If the great Michaela Coel is the wounded psyche of this HBO series, then Opia is its reality check. She plays Coel’s best friend Terry and is here both verbally and physically. (Her body language alone could fill a dictionary.) But it is the patience in her actions that annoyed me, the compassionate watching of Coel and the looking out for Coel. Opia is Ethel for Lucy, Pam for Gina: another dictionary definition – for “support”. (Streaming on HBO Max.)

Everyone in this cruelly canceled Hulu remake of the film was fantastic, including Zoë Kravitz. But Lacy is worth singling out, as few actors perform more complex work with sporty secondary bananas. He’s built like a baseball player, but comes with reserves of friendliness that compliment Jenny Slate’s stupidity, Lena Dunham’s self-absorption, or Kravitz’s reluctance. There is no award for this, just my incessant admiration. (Streaming on Hulu.)

There is no person in this Showtime series who does not exist in the shadow of Ethan Hawke’s tornadic rendition of John Brown. But these two, who play enslaved men involved in Brown’s passionate warfare, create something special: Neither of them will. Johnson is the young eyes and voice of the show and what a smart comedian he is.
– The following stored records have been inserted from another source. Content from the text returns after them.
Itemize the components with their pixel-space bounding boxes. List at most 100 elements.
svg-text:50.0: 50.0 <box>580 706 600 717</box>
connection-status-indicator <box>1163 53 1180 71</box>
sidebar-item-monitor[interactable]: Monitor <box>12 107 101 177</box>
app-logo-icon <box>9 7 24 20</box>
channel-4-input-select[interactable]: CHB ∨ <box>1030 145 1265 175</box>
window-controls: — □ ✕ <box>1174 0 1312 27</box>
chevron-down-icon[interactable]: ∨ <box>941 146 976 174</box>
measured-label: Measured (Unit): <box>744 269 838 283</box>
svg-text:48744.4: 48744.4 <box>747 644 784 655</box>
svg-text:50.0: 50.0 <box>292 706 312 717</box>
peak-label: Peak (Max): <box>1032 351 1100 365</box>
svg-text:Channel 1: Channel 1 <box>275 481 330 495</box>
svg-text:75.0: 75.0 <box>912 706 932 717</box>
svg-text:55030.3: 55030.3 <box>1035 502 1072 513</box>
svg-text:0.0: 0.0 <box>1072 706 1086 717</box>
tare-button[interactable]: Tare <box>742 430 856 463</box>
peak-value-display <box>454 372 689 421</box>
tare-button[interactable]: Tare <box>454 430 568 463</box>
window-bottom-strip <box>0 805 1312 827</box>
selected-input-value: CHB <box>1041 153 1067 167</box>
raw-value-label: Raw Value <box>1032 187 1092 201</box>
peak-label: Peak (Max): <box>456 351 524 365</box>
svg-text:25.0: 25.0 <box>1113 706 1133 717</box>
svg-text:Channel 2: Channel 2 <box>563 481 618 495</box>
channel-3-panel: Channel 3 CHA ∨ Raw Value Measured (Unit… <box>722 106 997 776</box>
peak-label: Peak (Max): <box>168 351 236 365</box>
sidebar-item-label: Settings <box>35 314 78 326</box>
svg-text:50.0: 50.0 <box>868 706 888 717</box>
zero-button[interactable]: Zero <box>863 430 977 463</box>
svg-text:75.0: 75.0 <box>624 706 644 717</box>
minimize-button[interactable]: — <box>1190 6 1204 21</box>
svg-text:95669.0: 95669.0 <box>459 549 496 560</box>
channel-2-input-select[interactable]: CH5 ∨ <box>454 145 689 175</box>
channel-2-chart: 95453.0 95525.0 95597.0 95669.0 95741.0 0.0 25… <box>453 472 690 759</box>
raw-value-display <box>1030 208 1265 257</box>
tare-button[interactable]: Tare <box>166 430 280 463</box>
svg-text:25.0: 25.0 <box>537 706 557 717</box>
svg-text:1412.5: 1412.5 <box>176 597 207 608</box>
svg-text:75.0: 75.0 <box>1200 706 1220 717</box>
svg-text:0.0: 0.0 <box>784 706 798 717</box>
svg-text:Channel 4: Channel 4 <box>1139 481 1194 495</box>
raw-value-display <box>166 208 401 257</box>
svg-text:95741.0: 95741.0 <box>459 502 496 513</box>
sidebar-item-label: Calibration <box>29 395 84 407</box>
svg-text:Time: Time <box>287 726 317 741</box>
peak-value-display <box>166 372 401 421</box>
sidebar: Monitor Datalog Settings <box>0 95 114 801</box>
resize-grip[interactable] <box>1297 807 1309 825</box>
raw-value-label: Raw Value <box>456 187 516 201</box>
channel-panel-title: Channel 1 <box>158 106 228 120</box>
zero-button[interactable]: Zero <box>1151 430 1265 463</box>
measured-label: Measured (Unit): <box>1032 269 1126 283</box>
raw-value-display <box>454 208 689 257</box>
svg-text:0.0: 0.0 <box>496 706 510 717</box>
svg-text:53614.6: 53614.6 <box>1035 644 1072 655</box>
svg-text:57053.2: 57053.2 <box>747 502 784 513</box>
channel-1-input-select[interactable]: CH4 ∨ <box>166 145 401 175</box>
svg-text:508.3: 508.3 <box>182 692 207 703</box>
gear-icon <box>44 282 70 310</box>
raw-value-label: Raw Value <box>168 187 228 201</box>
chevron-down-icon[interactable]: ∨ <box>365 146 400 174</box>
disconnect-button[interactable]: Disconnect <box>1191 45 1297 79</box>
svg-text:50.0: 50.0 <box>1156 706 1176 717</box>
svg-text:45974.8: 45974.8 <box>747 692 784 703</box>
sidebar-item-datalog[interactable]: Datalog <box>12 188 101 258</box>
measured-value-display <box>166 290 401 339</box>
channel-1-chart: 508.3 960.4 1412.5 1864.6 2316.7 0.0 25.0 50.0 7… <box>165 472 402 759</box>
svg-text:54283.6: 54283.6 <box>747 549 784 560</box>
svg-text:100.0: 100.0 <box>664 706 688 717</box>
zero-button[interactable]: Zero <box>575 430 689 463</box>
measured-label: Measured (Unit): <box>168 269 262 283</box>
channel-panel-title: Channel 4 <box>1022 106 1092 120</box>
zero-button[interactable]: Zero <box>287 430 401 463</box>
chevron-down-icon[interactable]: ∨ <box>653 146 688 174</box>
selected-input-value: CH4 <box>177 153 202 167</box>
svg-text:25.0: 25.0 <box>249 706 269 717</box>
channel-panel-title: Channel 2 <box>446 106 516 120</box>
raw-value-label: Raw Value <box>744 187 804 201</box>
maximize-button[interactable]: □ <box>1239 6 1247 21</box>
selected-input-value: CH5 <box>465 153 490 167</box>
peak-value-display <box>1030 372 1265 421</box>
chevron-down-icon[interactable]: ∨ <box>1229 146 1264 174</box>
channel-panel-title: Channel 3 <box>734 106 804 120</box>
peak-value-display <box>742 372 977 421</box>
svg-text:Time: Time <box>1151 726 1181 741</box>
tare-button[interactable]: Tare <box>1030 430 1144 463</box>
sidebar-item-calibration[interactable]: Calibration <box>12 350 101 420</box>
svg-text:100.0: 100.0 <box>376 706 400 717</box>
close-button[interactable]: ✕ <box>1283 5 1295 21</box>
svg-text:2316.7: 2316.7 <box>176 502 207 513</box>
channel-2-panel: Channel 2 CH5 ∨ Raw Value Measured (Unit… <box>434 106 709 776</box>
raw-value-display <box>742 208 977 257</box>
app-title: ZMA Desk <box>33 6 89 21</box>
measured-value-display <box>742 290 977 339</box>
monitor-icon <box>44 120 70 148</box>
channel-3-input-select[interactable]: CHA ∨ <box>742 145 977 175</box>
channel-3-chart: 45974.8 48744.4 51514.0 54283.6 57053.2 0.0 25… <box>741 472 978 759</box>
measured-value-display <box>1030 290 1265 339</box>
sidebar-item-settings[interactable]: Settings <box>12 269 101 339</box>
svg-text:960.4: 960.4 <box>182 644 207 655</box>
His face can express a hundred kinds of surprise and fear, doubt and relief all the same. Where did Point-Du Jour come from? His line readings are clear and funny. These two made me laugh the most. Her raised eyebrows always seemed to match mine. (Streaming on Showtime.)

Apparently, Warwick came to Twitter eight years ago, but this was the year her account became one thing – dry, wise, as elegantly spectral as grumpy, generous. Warwick tweets the way she sings, gentle and martini-dry. A tweet that drew thousands of glances warns Spotifiers that artists can see our playlists. She used the “I see you” eye emoji, where a period would lead. Another specifically asked that no one tell her what “hot girls’ summer” was even though it was “was” at the time. The attraction is that the tweets sound like they are – that smoky timbre, the showbiz diction. They are a snack. I read some of their posts and actually tried to wipe the salt off my hands.